For Fresh Eyes Only: For Your Eyes Only (1981)
Finally, I have a film for me. All these other James Bond movies were made for the general populous, but this one? This one is For My Eyes Only. I’m a little surprised, and frankly very flattered, that they filmed an entire entry in the James Bond canon just for me. And they did it 14 years before I was even born, no less! They even named the damn thing after my own column here (referencing Harrison's column, no less), that’s how I knew for sure that it was for me. Although, I greatly appreciate this gesture, it does put me in a bit of a pickle. Surely there are millions of Bond fans the world over who would give anything to see this, a missing bit of their favorite super spy’s history. Do I upload this film to the internet for all to see and set up a GoFundMe for donations to my legal fund to fight off the Broccoli family? Do I sell the film off to the highest bidder and buy a yacht and sail away somewhere the Broccolis could never catch me? No, no. I’ll just write all about it instead and hope that that doesn’t upset them too much.
As usual, these plots are not important at all and you could not pay me to pay attention to them, so don’t ask me, the only person who could possibly know the answer, what this was about. Something about underwater bombs or something. They went to Switzerland, I think. Or Russia. It was definitely snowy and there was a lot of skiing and skating. All I know is that it looked pretty and the location scouts deserved a raise. The entire film’s finale takes place on the top of a precarious mountain so beautiful that I rewound the movie just to look at it some more. I’ve been saying it the entire time I’ve done this column, this series’ best feature might be it’s globetrotting. Unlike the performances and action, it’s the one thing that is consistently interesting and always fun to see.
For Your Eyes Only does happen to have some great action and performances in it, though. This is the most brutal Bond I’ve seen up to this point. There’s a car chase that ends with Bond personally kicking a car down a cliff side with a man still inside, his limp body falling out the driver’s side window and flopping on the ground, only for it to be crushed by the still falling car. The opening scene sees the return of the one big bad that this series has, Blofield (How is he back? It’s not important.) only for him and his wheelchair to be nonchalantly picked up by Bond’s helicopter legs and be plopped into a mile-high smokestack where he surely fell to his death.

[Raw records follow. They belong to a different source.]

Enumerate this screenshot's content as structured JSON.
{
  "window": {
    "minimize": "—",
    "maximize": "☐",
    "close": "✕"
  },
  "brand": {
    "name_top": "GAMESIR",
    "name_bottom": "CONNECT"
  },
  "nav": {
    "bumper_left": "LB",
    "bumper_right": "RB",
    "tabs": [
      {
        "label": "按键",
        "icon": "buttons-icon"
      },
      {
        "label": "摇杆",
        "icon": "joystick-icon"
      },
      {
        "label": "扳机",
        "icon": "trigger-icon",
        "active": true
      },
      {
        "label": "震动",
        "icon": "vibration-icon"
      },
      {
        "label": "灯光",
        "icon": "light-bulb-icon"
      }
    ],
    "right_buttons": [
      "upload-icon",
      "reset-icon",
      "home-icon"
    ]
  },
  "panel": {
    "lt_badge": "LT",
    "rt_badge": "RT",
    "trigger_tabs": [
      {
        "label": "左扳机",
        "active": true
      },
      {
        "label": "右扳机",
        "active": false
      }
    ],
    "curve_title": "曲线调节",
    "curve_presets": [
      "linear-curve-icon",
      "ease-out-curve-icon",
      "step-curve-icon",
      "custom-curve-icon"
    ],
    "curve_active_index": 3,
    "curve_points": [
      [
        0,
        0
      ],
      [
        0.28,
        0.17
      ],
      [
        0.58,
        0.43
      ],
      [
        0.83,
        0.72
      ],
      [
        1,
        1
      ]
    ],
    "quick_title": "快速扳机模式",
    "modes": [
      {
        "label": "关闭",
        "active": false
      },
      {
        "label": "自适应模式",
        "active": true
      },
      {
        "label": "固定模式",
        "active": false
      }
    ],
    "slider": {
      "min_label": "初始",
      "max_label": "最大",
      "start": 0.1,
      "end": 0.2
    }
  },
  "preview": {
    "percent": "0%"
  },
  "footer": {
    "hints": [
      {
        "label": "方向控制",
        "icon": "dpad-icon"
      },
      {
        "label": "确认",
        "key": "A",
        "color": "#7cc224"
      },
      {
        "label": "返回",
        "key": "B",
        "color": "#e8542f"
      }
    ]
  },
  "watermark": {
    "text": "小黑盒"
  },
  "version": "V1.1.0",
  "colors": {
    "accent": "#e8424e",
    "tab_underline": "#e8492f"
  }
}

Bond even straight -up explodes a dude inside of a Big Daddy suit while they’re underwater searching for mines. And then at the end of the movie he has the gall to moralize to his companion Melina (Carole Bouquet) when she attempts to definitively put down the film’s villain. He’s a weird guy.
I loved the characters in this one; Melina is easily one of the most multidimensional Bond Girls in the series thus far. The main villain, Aristotle (Julian Glover), was a surprisingly more subdued Bond villain and it’s very successful. Lynn-Holly Johnson’s Bibi Dahl, a spoiled Olympic hopeful being sponsored by Aristotle, had a number of funny scenes. But without a doubt the standout is Chaim Topol as Columbo. He’s funny, charming, and he steals every scene he’s in; I only wish that he could have been in more of the movie. What a performer, and by god what a god damn mustache.
I would be amiss to not mention Sheena Easton’s wonderful theme song. The effect given when she’s singing over the film’s opening credits (another great Bond credits sequence, by the way) is nothing short of entrancing. It’s a dream.
All in all, For Your Eyes Only is a real highlight in the Bond franchise. A killer theme, fun performances, beautiful locales, gnarly action, good goofs. It really has it all, and I’m genuinely sad that I’m the only person who will ever see it. But that is the cross that I bear as the world’s number one James Bond superfan, and I can only hope that I did a good job in describing it to the rest of you. If the Broccoli’s are reading this, please don't hurt me.
Marcus Irving will return in For Fresh Eyes Only: Never Say Never Again.